Friday, January 4, 2013

MEA worries Chugach/GVEA deal might strain Cook Inlet supplies

—Eric Lidji

Matanuska Electric Association is worried a proposed gas sales agreement meant to lower Interior fuel costs might “imprudently hasten” the decline of Southcentral supplies.

In late November, Chugach Electric Association announced plans to purchase up to 8.8 billion cubic feet of natural gas from Hilcorp Alaska LLC between April 2013 and October 2015. Chugach plans to use the additional gas supplies to produce electricity for Golden Valley Electric Association, an electric cooperative serving the Interior region.

While Chugach described the contract as a “win-win-win” because it would lower electricity rates in Fairbanks, increase storage volumes in Southcentral and provide a market for a local producer, MEA is skeptical about its benefits for Southcentral.

“These Southcentral utilities have no reasonable alternative fuel sources by which to satisfy their basic requirements to provide service to the public,” MEA General Manager Joe Griffith wrote in recent comments to the Regulatory Commission of Alaska. “GVEA, on the other hand does have viable alternatives for fuel supply and has not historically been dependent on Cook Inlet natural gas for its base load generation requirements.”

Because the contract includes sales through October 2015, MEA is also worried it may jeopardize its ability to find fuel supplies once it becomes self-sufficient in January 2015.

“The Commission should not allow the gas required to serve MEA’s base load starting January 1, 2015 to be committed to another utility, in this case GVEA,” Griffith added.

MEA currently purchases power from Chugach.

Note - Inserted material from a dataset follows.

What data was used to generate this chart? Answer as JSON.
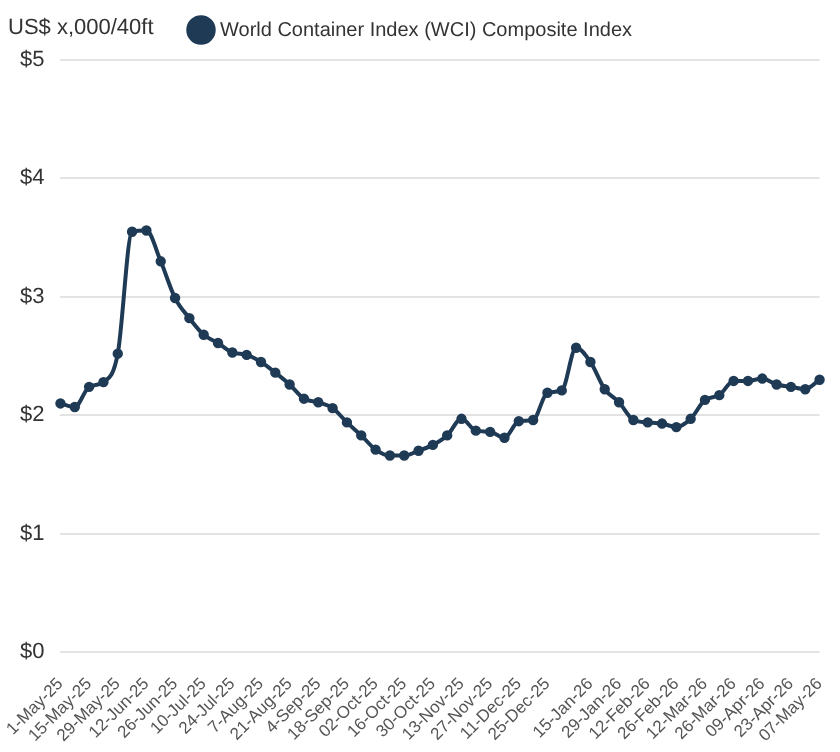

Because of these concerns, Griffith asked the RCA to launch a “formal investigation” to “provide a forum to hear directly from Chugach how the proposed agreement creates a ‘win-win-win scenario’ for the rate payers of Southcentral Alaska, and for the Commission to explore options for ensuring that, in this time of likely fuel shortages, the collective public interest is not compromised by the actions of the individual utilities.”

MEA has also asked to become a party to the proceedings.

While the contract provides for gas to produce power for the Interior, it also includes a clause allowing Chugach to curtail deliveries in the event of a Southcentral fuel shortage.

The RCA does not regulate producers, but it must approve all utility gas purchases.

GVEA and HEA on board

Golden Valley Electric Association believes the contract serves a public interest. Because of its dependence on oil-fired generation, GVEA rates are among the highest for any urban area in the state. With Cook Inlet gas supplies dwindling, the amount of load requirements generated by oil increased by 40 percent in 2012, according to the utility.

By providing lower-cost gas-fired generation, the proposed contract would create savings that GVEA could “immediately” pass on to its customers, GVEA Vice President of Administrative Services Thomas K. Hartnell wrote in comments on Dec. 26.

“This is the proper statewide use of an Alaskan natural resource,” he wrote.

Homer Electric Association also blessed the contract.

While noting its benefits to the Interior and Southcentral, HEA General Manager Brad Janorschke called the proposed pricing mechanisms “reasonable and consistent with the gas costs of other recently approved gas agreements that the Commission has approved.”

But Enstar Natural Gas Co. wonders if the contract could exacerbate potential supply shortfalls in the future, and has therefore also asked to be a party in the proceedings.

While not opposing the sales, Enstar said it wants to help “build a full and accurate record of this (contract) may relate to the ongoing supply issues facing Cook Inlet.”